To be sure, unless you plunk down the heavy cash for a redfish or guillemet or boat expertly done by a craftsman, you’ll probably have a cosmetic glitch somewhere (God help me…I discover a new imperfection every time and I thought I did everything right)but you’ll have a beautifull lightweight easy to lift easier to paddle boat that a lite sanding and new coat of varnish will usually bring up to like new…try that with a CF or Kevlar…


– Last Updated: Jun-28-05 5:04 PM EST –

get this rack, then buy the boat that's RIGHT for you, NOT LIGHT for you....

Then again, for a couple of hundred more...a trailer...

Second that
Weight is less important than other variables.

To avoid having to shoulder your kayak, you can spend maybe $100 for a good kayak cart.

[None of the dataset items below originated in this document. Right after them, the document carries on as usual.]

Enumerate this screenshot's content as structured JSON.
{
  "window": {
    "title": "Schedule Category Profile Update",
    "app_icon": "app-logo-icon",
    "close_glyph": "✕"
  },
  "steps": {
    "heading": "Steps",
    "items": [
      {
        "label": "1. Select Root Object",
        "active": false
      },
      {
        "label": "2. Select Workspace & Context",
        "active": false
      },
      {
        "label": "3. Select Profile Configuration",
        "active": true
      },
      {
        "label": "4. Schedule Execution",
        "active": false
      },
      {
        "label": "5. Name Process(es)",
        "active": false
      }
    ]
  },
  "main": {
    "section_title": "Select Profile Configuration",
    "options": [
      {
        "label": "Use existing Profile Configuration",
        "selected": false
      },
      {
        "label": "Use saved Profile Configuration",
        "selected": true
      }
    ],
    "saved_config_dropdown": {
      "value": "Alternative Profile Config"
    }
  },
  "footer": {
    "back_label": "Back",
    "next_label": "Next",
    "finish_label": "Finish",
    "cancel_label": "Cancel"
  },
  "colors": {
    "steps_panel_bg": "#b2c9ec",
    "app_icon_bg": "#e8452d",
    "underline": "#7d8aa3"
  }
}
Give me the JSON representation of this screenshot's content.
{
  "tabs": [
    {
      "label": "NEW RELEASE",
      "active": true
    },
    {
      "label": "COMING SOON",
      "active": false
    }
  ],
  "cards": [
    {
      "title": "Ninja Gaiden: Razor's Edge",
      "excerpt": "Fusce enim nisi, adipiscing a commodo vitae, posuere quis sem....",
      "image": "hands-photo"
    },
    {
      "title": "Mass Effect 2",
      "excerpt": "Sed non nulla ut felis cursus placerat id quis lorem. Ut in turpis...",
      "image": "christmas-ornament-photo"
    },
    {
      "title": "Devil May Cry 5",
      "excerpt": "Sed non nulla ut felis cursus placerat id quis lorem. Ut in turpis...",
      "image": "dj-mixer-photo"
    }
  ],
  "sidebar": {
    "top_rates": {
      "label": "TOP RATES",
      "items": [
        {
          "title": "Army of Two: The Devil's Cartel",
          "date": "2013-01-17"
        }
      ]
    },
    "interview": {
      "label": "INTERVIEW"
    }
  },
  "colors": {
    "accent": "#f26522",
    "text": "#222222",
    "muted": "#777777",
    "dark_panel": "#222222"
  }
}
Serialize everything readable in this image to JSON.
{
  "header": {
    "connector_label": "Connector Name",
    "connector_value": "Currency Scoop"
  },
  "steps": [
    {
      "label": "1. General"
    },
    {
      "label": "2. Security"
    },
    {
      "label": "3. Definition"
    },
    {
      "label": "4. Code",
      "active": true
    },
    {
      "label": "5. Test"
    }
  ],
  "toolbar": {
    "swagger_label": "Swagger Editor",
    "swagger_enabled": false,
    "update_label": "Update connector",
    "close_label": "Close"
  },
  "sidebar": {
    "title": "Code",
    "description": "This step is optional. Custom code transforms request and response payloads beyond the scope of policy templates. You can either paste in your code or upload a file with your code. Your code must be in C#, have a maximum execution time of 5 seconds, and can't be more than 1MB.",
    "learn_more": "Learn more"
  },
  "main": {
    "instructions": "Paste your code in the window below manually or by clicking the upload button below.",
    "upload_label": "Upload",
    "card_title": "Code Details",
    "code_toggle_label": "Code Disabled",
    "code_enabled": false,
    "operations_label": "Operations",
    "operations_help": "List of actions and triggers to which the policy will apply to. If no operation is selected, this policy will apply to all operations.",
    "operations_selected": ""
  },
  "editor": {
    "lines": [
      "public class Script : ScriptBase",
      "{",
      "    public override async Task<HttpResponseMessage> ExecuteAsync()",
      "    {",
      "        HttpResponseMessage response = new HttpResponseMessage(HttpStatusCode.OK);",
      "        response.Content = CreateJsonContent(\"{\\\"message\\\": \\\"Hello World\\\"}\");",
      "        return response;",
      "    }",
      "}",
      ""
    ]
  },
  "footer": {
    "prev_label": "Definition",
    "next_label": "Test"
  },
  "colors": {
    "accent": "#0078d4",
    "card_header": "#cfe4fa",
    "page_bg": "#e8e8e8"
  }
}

Several things to consider…
Most mini-vans have fairly high roof lines so you wont be able to self load like I do. I have a very low wagon and I am able to pick up an eighteen foot kevlar boat and set it down in the roof rack. If my roof line were higher, or if the boat were any heavier I would not be able to use this method.

I paddle with a friend on occation and he loads and unloads on his own from the top of a new GM SUV which has a much higher roof. His boat is glass and a bit heavier than mine. He has a cool accessory, (dont know the name of it) on his rack. There is a retractable bar that will slide out about three feet from the end of his front cross bar. He slides it out, lifts the front of his yak up and places it on the bar, then moves to the rear and lifts the stern of his yak up onto the rear roof rack. He then moves to the front and moves the bow over from the bar extension to the roof rack. Pretty slick.

happy paddling,


interesting method
That gadget does sound interesting. But I disagree about high roof lines. We have a sedan and a 4W pickup with a shell which is a pain because it is high. And, although it isn’t the slickest method, you still can make it work by using a stool when you raise a stern end on the roof. I have to bring a stool anyway to tie and untie the lines.

I’ve seen the hullovator type of gadget and it sounds interesting but I noticed that the kayak still needs to be lifted fairly high onto the gadget when you’re loading it.

WS Pungo 120 in Duralite. 39lbs.

I Didnt Explain Well Enough
when I was talking about lifting my yak onto my rack. I place the boat on the ground next to the car and lift the boat with one hand under the boat near the rear of the cockpit and the other hand on top of the boat griping the cockpit coaming. I then place the boat on the rack. If I had to use a stool, (knowing me), I would end up on the ground with the boat piled on top of me. I have not wanted to lift one end up first then the other as it is a new boat and only has the first couple of battle scars, so far.


I like lightweight
when quality isn’t sacrificed.

I’m female AND old (comparatively) and I vote for the Impex Mystic in carbon/kevlar if you can afford it. The best kayak I’ve found for small paddlers and in this layup weighs about 35 to 36 lbs at 14 feet. Too many great features to list here.

I also second the vote for the Pygmy Arctic Tern 14 if you want to build one or know someone who will build it for you. Mine weighs 37 lbs but I think with different hatch hardware it would weigh about 35 lbs.